Saturday, June 3, 2017

Good Cop, Bad War My Undercover Life Inside Britain’s Drug Gangs by Neil Woods with JS Rafaeli (Ebury Press, ISBN 9781 7850 32707)






This is a riveting read at two levels. First it is a real-life story of how for 14 years the author, an undercover police officer, infiltrated drug gangs and had criminals put away for a combined total of 1,000 years. His courage and commitment are extraordinary and the risks he takes extreme. On one occasion an arm is wrapped around his neck: ‘I saw something flash in his right hand. Then I felt the knife. It was pointing straight into my crotch, just hard enough that I could feel the point on the base of my penis.’ He talks his way out of it.


The second level is the story of the author’s gradual disillusion with his work, as he realizes the futility of prohibiting the drugs trade, exemplified when he has a brutal criminal jailed for nine years and a major drugs cartel broken up. This simply created a vacuum in supply soon filled by others.

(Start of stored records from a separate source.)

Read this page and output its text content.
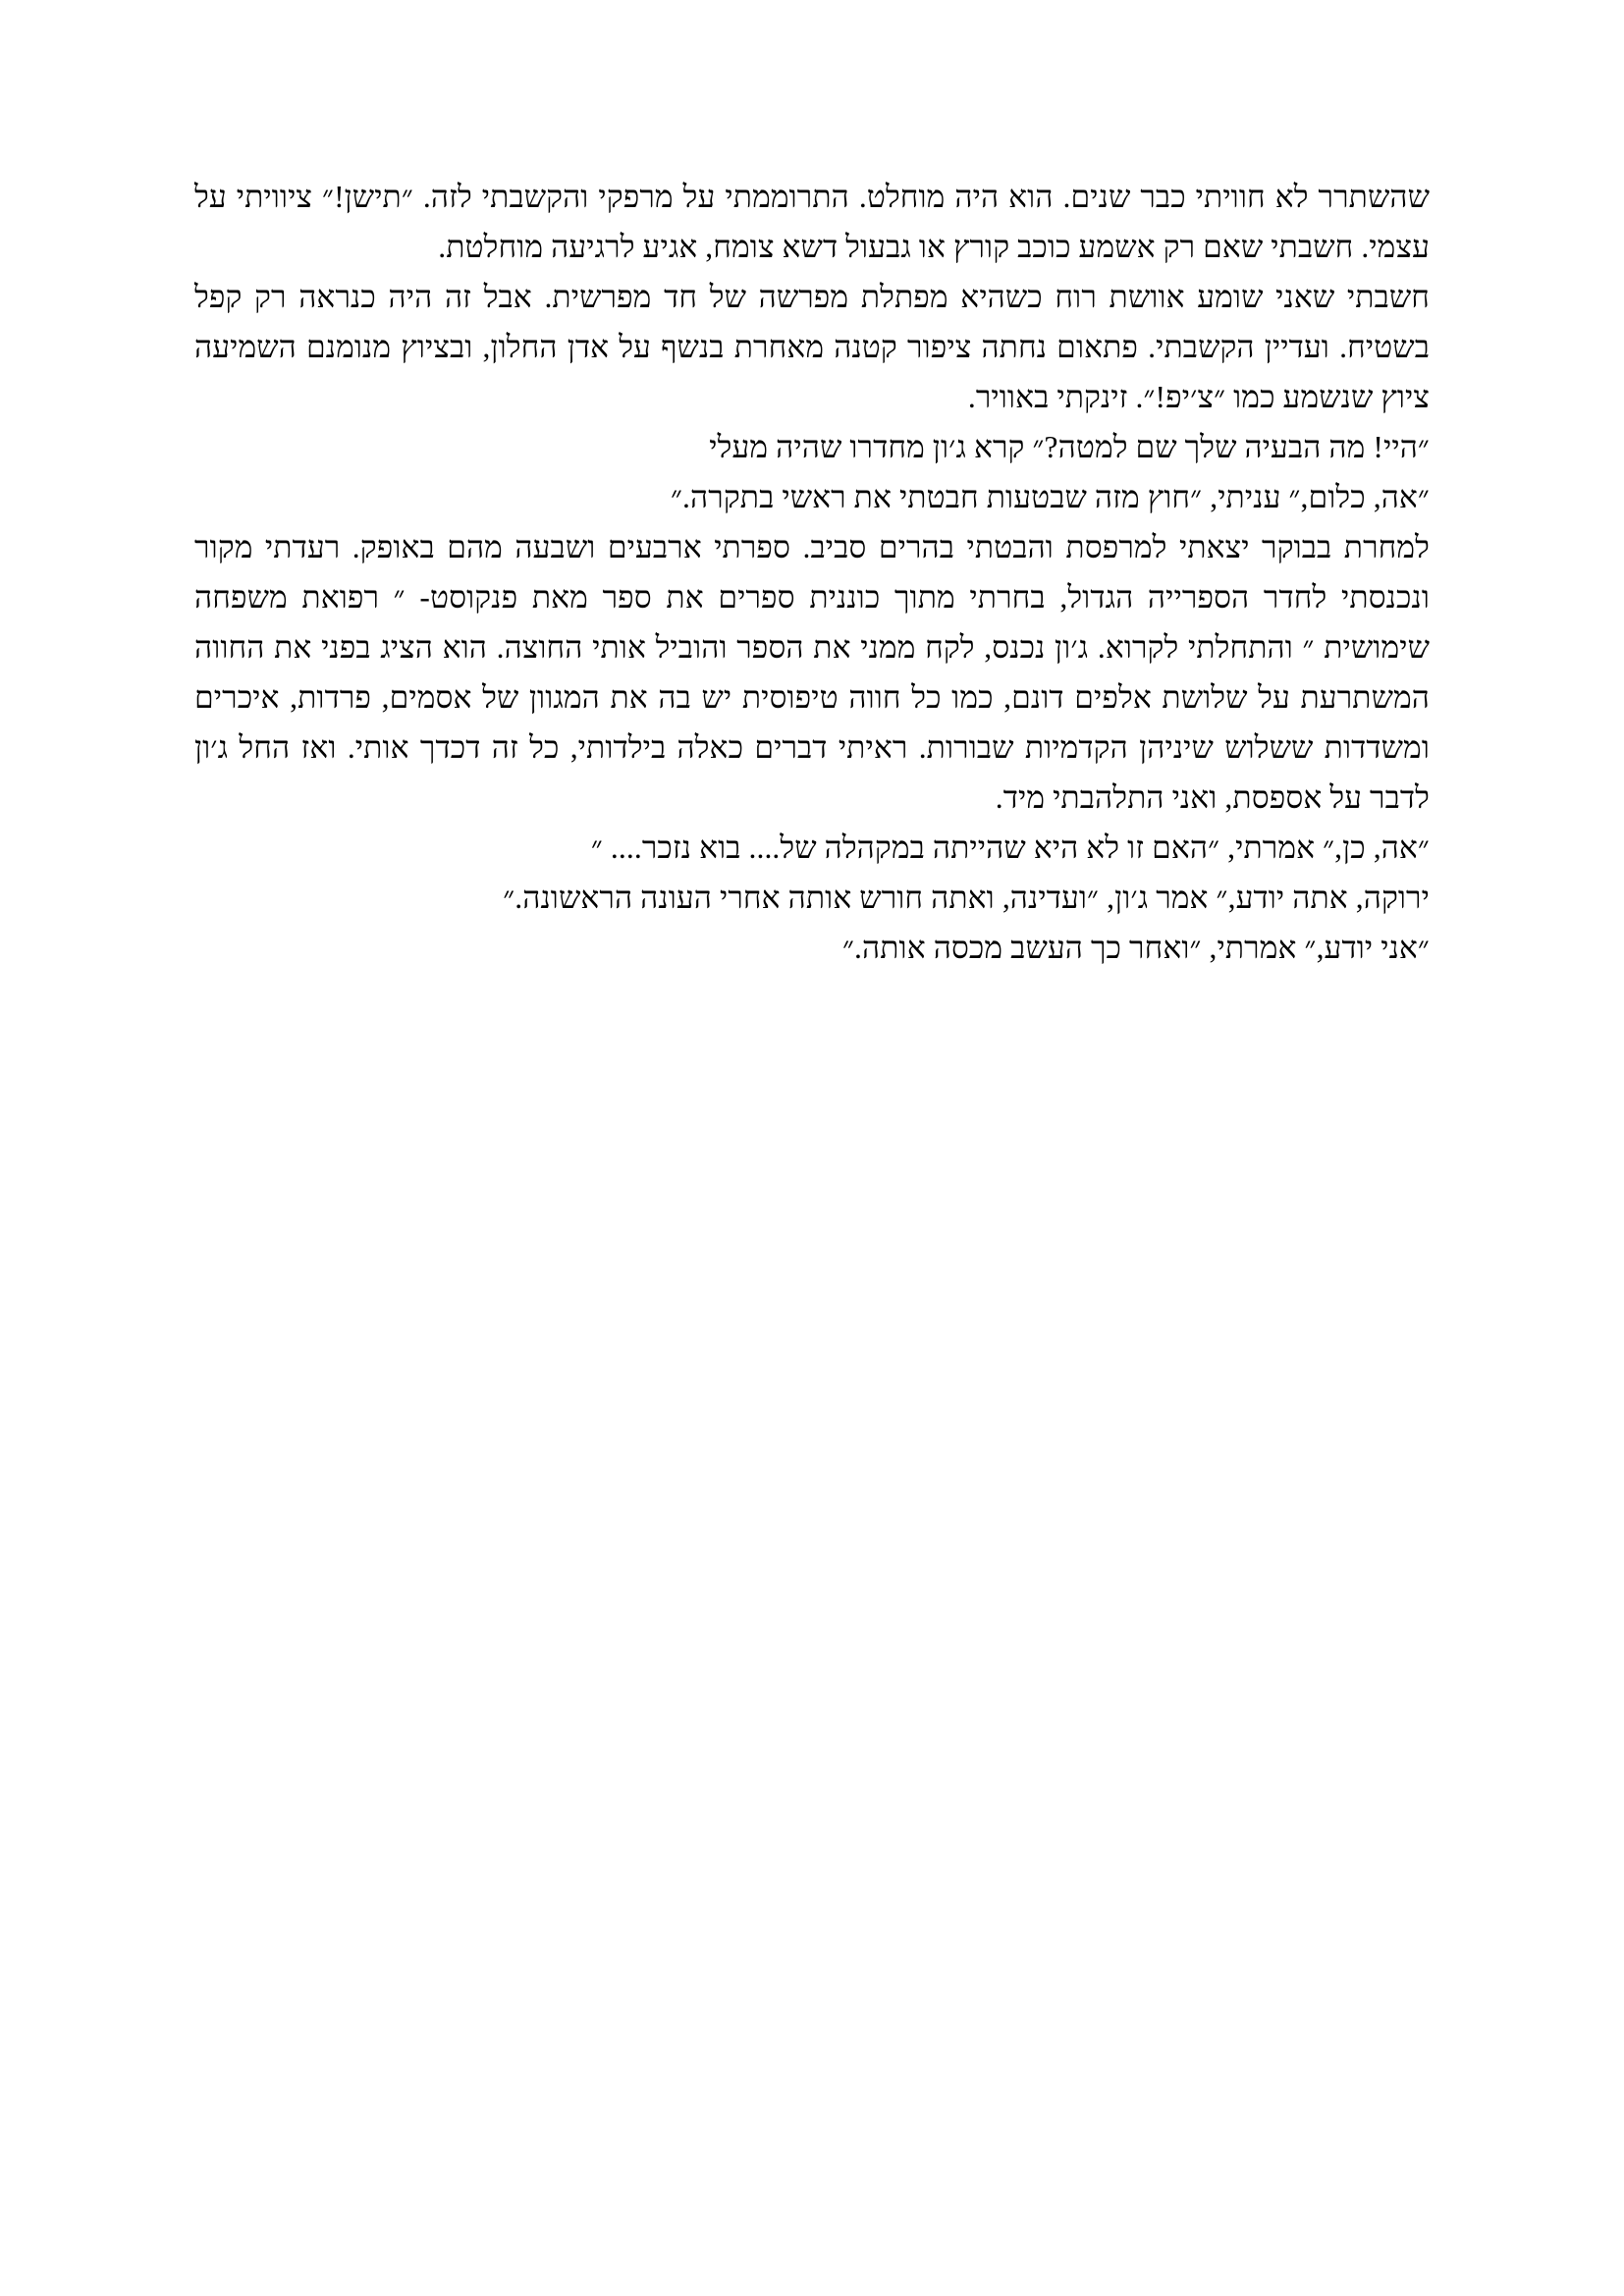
שהשתרר לא חוויתי כבר שנים. הוא היה מוחלט. התרוממתי על מרפקי והקשבתי לזה. ״תישן!״ ציוויתי על עצמי. חשבתי שאם רק אשמע כוכב קורץ או גבעול דשא צומח, אגיע לרגיעה מוחלטת.

חשבתי שאני שומע אוושת רוח כשהיא מפתלת מפרשה של חד מפרשית. אבל זה היה כנראה רק קפל בשטיח. ועדיין הקשבתי. פתאום נחתה ציפור קטנה מאחרת בנשף על אדן החלון, ובציוץ מנומנם השמיעה ציוץ שנשמע כמו ״צ׳יפ!״. זינקתי באוויר.

״היי! מה הבעיה שלך שם למטה?״ קרא ג׳ון מחדרו שהיה מעלי

״אה, כלום,״ עניתי, ״חוץ מזה שבטעות חבטתי את ראשי בתקרה.״

למחרת בבוקר יצאתי למרפסת והבטתי בהרים סביב. ספרתי ארבעים ושבעה מהם באופק. רעדתי מקור ונכנסתי לחדר הספרייה הגדול, בחרתי מתוך כוננית ספרים את ספר מאת פנקוסט- ״ רפואת משפחה שימושית ״ והתחלתי לקרוא. ג׳ון נכנס, לקח ממני את הספר והוביל אותי החוצה. הוא הציג בפני את החווה המשתרעת על שלושת אלפים דונם, כמו כל חווה טיפוסית יש בה את המגוון של אסמים, פרדות, איכרים ומשדדות ששלוש שיניהן הקדמיות שבורות. ראיתי דברים כאלה בילדותי, כל זה דכדך אותי. ואז החל ג׳ון לדבר על אספסת, ואני התלהבתי מיד.

״אה, כן,״ אמרתי, ״האם זו לא היא שהייתה במקהלה של.... בוא נזכר.... ״

ירוקה, אתה יודע,״ אמר ג׳ון, ״ועדינה, ואתה חורש אותה אחרי העונה הראשונה.״

״אני יודע,״ אמרתי, ״ואחר כך העשב מכסה אותה.״
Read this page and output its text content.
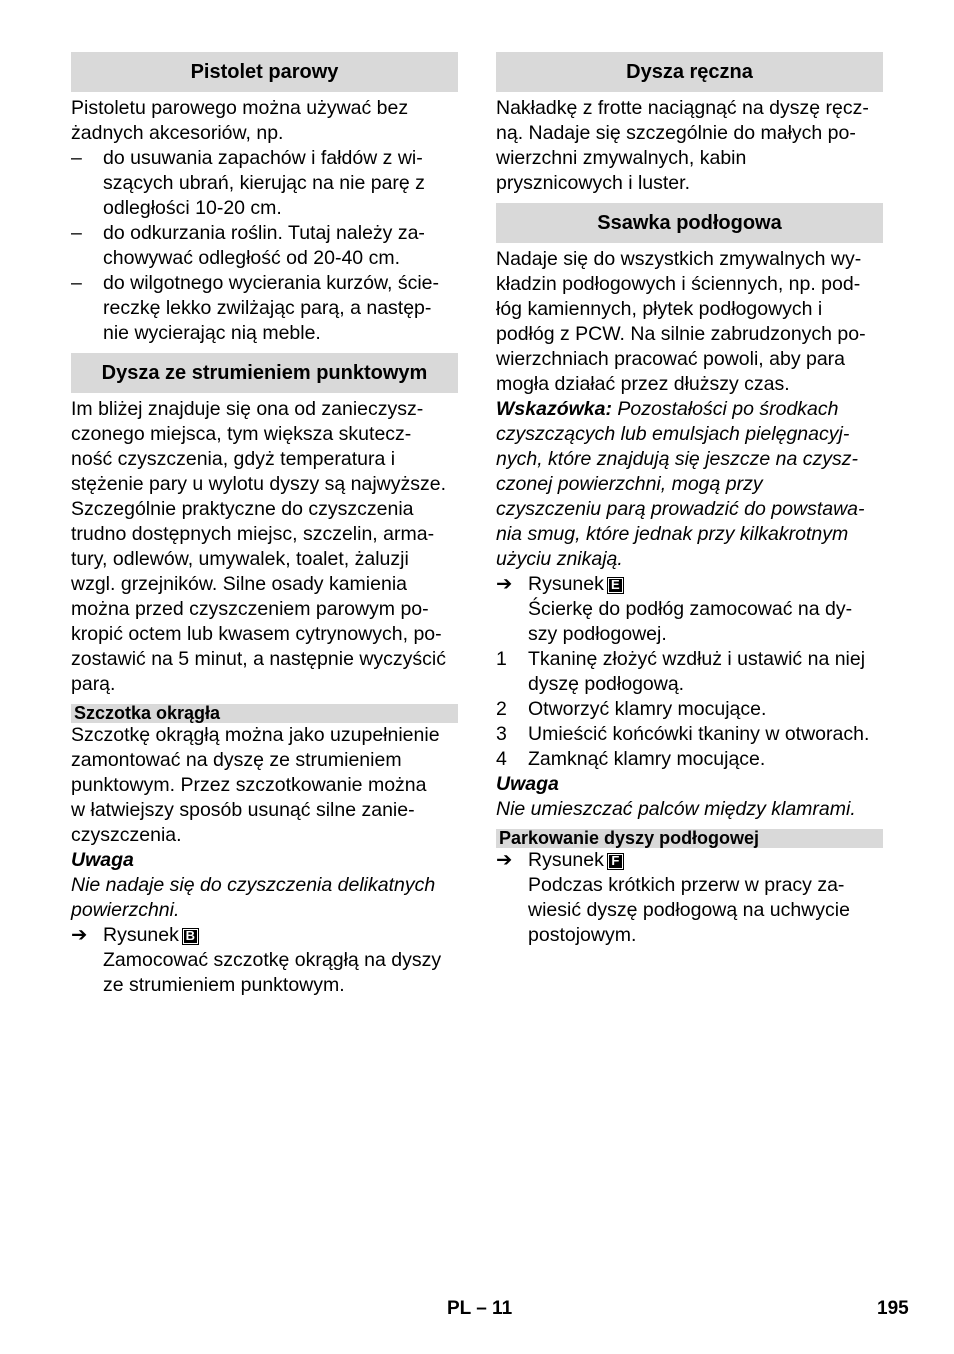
Pistolet parowy
Pistoletu parowego można używać bez
żadnych akcesoriów, np.
– do usuwania zapachów i fałdów z wi-
szących ubrań, kierując na nie parę z
odległości 10-20 cm.
– do odkurzania roślin. Tutaj należy za-
chowywać odległość od 20-40 cm.
– do wilgotnego wycierania kurzów, ście-
reczkę lekko zwilżając parą, a następ-
nie wycierając nią meble.
Dysza ze strumieniem punktowym
Im bliżej znajduje się ona od zanieczysz-
czonego miejsca, tym większa skutecz-
ność czyszczenia, gdyż temperatura i
stężenie pary u wylotu dyszy są najwyższe.
Szczególnie praktyczne do czyszczenia
trudno dostępnych miejsc, szczelin, arma-
tury, odlewów, umywalek, toalet, żaluzji
wzgl. grzejników. Silne osady kamienia
można przed czyszczeniem parowym po-
kropić octem lub kwasem cytrynowych, po-
zostawić na 5 minut, a następnie wyczyścić
parą.
Szczotka okrągła
Szczotkę okrągłą można jako uzupełnienie
zamontować na dyszę ze strumieniem
punktowym. Przez szczotkowanie można
w łatwiejszy sposób usunąć silne zanie-
czyszczenia.
Uwaga
Nie nadaje się do czyszczenia delikatnych
powierzchni.
➔ Rysunek B
Zamocować szczotkę okrągłą na dyszy
ze strumieniem punktowym.
Dysza ręczna
Nakładkę z frotte naciągnąć na dyszę ręcz-
ną. Nadaje się szczególnie do małych po-
wierzchni zmywalnych, kabin
prysznicowych i luster.
Ssawka podłogowa
Nadaje się do wszystkich zmywalnych wy-
kładzin podłogowych i ściennych, np. pod-
łóg kamiennych, płytek podłogowych i
podłóg z PCW. Na silnie zabrudzonych po-
wierzchniach pracować powoli, aby para
mogła działać przez dłuższy czas.
Wskazówka: Pozostałości po środkach
czyszczących lub emulsjach pielęgnacyj-
nych, które znajdują się jeszcze na czysz-
czonej powierzchni, mogą przy
czyszczeniu parą prowadzić do powstawa-
nia smug, które jednak przy kilkakrotnym
użyciu znikają.
➔ Rysunek E
Ścierkę do podłóg zamocować na dy-
szy podłogowej.
1 Tkaninę złożyć wzdłuż i ustawić na niej
dyszę podłogową.
2 Otworzyć klamry mocujące.
3 Umieścić końcówki tkaniny w otworach.
4 Zamknąć klamry mocujące.
Uwaga
Nie umieszczać palców między klamrami.
Parkowanie dyszy podłogowej
➔ Rysunek F
Podczas krótkich przerw w pracy za-
wiesić dyszę podłogową na uchwycie
postojowym.
PL – 11	195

The last chapter of Good Cop, Bad Cop is pure gold: a magnificent summary of his findings and plea to end the war on drugs: ‘Legalize and regulate the supply of narcotics and at a stroke you deprive the most vicious gangsters in the world of the $450-billion annual income that enables all their operations.’ Happily, though Woods has left the police, he is not lost to the cause: he now works as chair of Law Enforcement Against Prohibition UK, campaigning for legalization and regulation of the illegal drugs market. His book makes an unanswerable case – as does a new book in New Internationalist’s NoNonsense series, Legalizing Drugs by Steve Rolles. The momentum for a sane policy on drugs is gathering pace.